Важным показателем разложения старой родовой организации было появление в восточнославянском обществе бедняков и неимущих людей. Нарастание их шло, конечно, медленно и постепенно, но само возникновение подобных элементов в обществе говорило о том, что солидарность и защита со стороны родовых групп стала давать серьезные сбои. О существовании бедных узнаем уже из сведений, относящихся к первой половине X в. По рассказу Ибн Фадлана, русы, если кто из них заболел, «то они разобьют для него палатку в стороне от себя, оставят его в ней, положат вместе с ним некоторое количество хлеба и воды и не приближаются к нему и не говорят с ним, особенно если он бедняк или невольник…».450 Похороны бедного человека, по свидетельству Ибн Фадлана, заметно отличались от похорон богатого: «Если это бедный человек из их (русов. — числа, то делают маленький корабль, кладут его в Него и сжигают его [корабль]».451 Т. М. Калинина, комментируя данное сообщение арабского писателя, замечает: «Ибн Фадлан рассказывает, что в составе русов были бедные люди. В случае смерти бедняка, как пишет Ибн Фадлан, его все же не оставляли, а сжигали что, вероятно, свидетельствует не только о вхождении его полноправным членом в состав "людей Дома", но и о выраженном социальном неравенстве среди его членов».452 Едва ли можно совместить мысль о бедняке как полноправном члене в составе "людей дома" с тезисом о его социальном неравенстве среди членов этого дома. Приниженный бытовой статус бедняка не вызывает сомнений. Но это не значит, что в социальном плане, с точки зрения прав и обязанностей свободного члена общества, он находился в ущербном положении сравни тельно с остальными русами.

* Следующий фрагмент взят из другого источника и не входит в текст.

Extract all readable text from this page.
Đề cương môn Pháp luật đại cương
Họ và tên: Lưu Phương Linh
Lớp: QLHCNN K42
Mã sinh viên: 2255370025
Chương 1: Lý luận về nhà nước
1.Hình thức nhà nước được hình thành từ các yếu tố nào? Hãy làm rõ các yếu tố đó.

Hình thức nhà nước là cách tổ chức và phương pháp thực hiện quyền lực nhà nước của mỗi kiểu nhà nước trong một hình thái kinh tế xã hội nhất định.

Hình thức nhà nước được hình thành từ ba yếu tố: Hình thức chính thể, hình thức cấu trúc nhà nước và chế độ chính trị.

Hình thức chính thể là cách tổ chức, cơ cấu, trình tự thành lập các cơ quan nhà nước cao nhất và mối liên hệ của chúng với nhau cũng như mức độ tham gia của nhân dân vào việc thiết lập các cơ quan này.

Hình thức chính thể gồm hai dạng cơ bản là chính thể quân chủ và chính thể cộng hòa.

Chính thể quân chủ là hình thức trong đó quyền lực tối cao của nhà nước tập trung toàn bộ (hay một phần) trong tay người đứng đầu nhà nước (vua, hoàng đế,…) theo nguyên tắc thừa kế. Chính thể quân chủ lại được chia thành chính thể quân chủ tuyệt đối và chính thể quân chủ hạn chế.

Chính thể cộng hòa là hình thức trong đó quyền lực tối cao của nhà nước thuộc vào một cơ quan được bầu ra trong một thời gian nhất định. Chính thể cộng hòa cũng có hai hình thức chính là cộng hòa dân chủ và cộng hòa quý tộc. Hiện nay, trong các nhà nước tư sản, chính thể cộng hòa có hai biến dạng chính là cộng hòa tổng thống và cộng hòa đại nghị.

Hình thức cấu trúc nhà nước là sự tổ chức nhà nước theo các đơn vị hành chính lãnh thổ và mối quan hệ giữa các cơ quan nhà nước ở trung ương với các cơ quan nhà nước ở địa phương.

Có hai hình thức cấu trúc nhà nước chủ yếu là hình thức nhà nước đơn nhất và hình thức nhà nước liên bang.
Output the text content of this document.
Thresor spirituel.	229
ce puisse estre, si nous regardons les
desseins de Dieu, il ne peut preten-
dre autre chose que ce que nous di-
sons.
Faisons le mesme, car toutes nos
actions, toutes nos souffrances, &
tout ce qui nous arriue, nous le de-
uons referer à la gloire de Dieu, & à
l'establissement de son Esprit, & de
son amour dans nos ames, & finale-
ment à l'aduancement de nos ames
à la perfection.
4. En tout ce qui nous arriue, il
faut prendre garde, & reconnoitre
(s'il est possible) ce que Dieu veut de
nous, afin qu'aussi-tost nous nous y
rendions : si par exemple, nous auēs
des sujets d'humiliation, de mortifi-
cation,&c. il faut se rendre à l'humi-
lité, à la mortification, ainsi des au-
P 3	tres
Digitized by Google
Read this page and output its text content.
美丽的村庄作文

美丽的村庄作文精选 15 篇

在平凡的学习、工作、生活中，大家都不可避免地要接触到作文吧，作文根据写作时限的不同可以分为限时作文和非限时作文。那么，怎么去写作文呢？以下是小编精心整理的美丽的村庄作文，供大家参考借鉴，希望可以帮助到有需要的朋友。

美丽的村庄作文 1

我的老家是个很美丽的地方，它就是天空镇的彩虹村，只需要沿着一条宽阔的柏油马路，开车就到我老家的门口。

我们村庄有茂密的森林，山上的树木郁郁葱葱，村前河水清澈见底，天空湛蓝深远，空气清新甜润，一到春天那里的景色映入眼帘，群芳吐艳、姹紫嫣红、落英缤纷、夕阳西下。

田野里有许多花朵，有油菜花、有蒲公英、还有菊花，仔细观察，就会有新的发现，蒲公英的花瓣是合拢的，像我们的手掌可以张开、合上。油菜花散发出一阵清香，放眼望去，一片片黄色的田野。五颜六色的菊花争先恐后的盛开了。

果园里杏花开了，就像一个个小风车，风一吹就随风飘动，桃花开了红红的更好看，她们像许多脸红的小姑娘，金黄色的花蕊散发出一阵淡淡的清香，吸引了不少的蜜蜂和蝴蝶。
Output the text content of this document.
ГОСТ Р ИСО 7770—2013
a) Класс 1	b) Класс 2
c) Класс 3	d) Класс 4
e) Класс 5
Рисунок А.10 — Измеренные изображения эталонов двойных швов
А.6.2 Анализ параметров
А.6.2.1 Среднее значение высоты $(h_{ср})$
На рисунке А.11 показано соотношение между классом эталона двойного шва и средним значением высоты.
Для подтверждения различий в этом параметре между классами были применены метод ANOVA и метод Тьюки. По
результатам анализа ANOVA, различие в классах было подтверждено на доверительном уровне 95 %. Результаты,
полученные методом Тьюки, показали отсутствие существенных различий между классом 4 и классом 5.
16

Во второй половине X в. количество бедных, судя по всему, возросло, и они стали привычным явлением в Киеве. Князь Владимир, призывая киевлян креститься, называет среди них убогих и нищих.453 Он взял на себя попечение о бедных и нищих, кормил их, раздавал убогим богатства.454 И это особенно показательно, поскольку говорит о том, что эти люди оказались вне сферы родственных связей, один на один со своей горькой, как степная полынь, долей. И таких людей, выпавших из родственных коллективов и утративших защиту и покровительство родичей, к исходу X в. было, по всей видимости, множество. К ним относились, помимо прочих, изгои, упоминаемые Правдой Ярослава.